Geleneksel pazarlama yerini dijital pazarlamaya bırakıyor
İnternetin kullanılmaya başlaması ile birlikte klasik pazarlama prosedürleri yerini dijital pazarlamaya bırakıyor. Birçok farklı metodu barındıran dijital pazarlama tanınan hale geliyor. Pandeminin de tesiri ile fizikî alışverişin yerini sanal alışverişe bıraktığını belirten uzmanlar, toplumsal medya fenomenleri tarafından paylaşılan tavsiyelerin alışverişlerde tesirli olduğuna dikkat çekiyor.
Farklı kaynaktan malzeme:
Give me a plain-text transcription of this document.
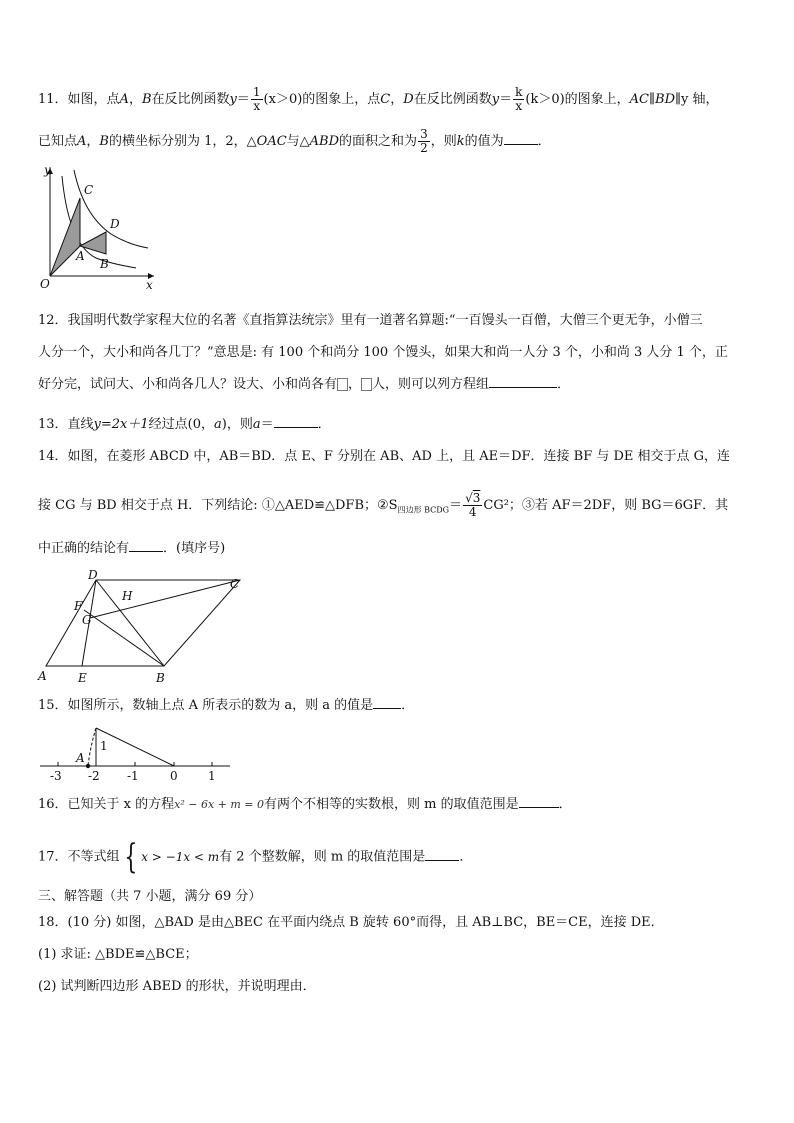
11．如图，点A，B在反比例函数$y= \frac{1}{x} (x>0)$的图象上，点C，D在反比例函数$y= \frac{k}{x} (k>0)$的图象上，AC∥BD∥y 轴，
已知点A，B的横坐标分别为 1，2，△OAC与△ABD的面积之和为 $\frac{3}{2}$ ，则k的值为	．
y
C
D
A
B
O	x
12．我国明代数学家程大位的名著《直指算法统宗》里有一道著名算题:“一百馒头一百僧，大僧三个更无争，小僧三
人分一个，大小和尚各几丁？”意思是: 有 100 个和尚分 100 个馒头，如果大和尚一人分 3 个，小和尚 3 人分 1 个，正
好分完，试问大、小和尚各几人？设大、小和尚各有 ， 人，则可以列方程组	．
13．直线y=2x＋1经过点(0，a)，则a＝	．
14．如图，在菱形 ABCD 中，AB＝BD．点 E、F 分别在 AB、AD 上，且 AE＝DF．连接 BF 与 DE 相交于点 G，连
接 CG 与 BD 相交于点 H．下列结论: ①△AED≌△DFB；$②S_{四边形 BCDG}= \frac{√3}{4} CG^2$；③若 AF＝2DF，则 BG＝6GF．其
中正确的结论有	．(填序号)
D
C
F
H
G
A	E	B
15．如图所示，数轴上点 A 所表示的数为 a，则 a 的值是 ．
A
1
-3 -2 -1	0	1
16．已知关于 x 的方程x² − 6x + m = 0有两个不相等的实数根，则 m 的取值范围是	．
17．不等式组 { x > −1x < m有 2 个整数解，则 m 的取值范围是	．
三、解答题（共 7 小题，满分 69 分）
18．(10 分) 如图，△BAD 是由△BEC 在平面内绕点 B 旋转 60°而得，且 AB⊥BC，BE＝CE，连接 DE．
(1) 求证: △BDE≌△BCE；
(2) 试判断四边形 ABED 的形状，并说明理由．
Uzmanlar, geribildirimlerin markalara gaye kitlelerini tanıma fırsatını sunduğunu ve tıpkı vakitte eser ya da hizmetlerinde değişikliğe gitmelerine de imkanı tanıdığını söz ediyor.
Üsküdar Üniversitesi İrtibat Fakültesi Reklamcılık Kısmı Dr. Öğretim Üyesi Nihal Toros, son yıllarda klâsik pazarlamanın yerini alan dijital pazarlama usulleri ile ilgili değerlendirmelerde bulundu.
Dijital pazarlama çift istikametli bağlantı sağlıyor
Dijital pazarlamayı ‘markaların çevrimiçi ortamda eser ya da hizmetlerini tanıtmalarına imkân veren pazarlama süreci’ olarak tanımlayan Dr. Öğretim Üyesi Nihal Toros, “İnternetin hayatımıza girmesiyle birlikte, klasik pazarlama sistemleri değerini kaybetti ve bu yeni pazarlama kanalı hem markaların hem de tüketicilerin dikkatini çekmeye başladı. Klasik pazarlamanın tüketici ile kurduğu tek istikametli bağlantının bilakis dijital pazarlamada çift taraflı irtibat devreye giriyor. Bağlantı sürecinin vazgeçilmez ögesi olan geribildirim, markalara gaye kitlelerini tanıma fırsatı sağlarken tıpkı vakitte eser ya da hizmetlerin de değişikliğe gitmelerine de imkân tanıyor.” dedi.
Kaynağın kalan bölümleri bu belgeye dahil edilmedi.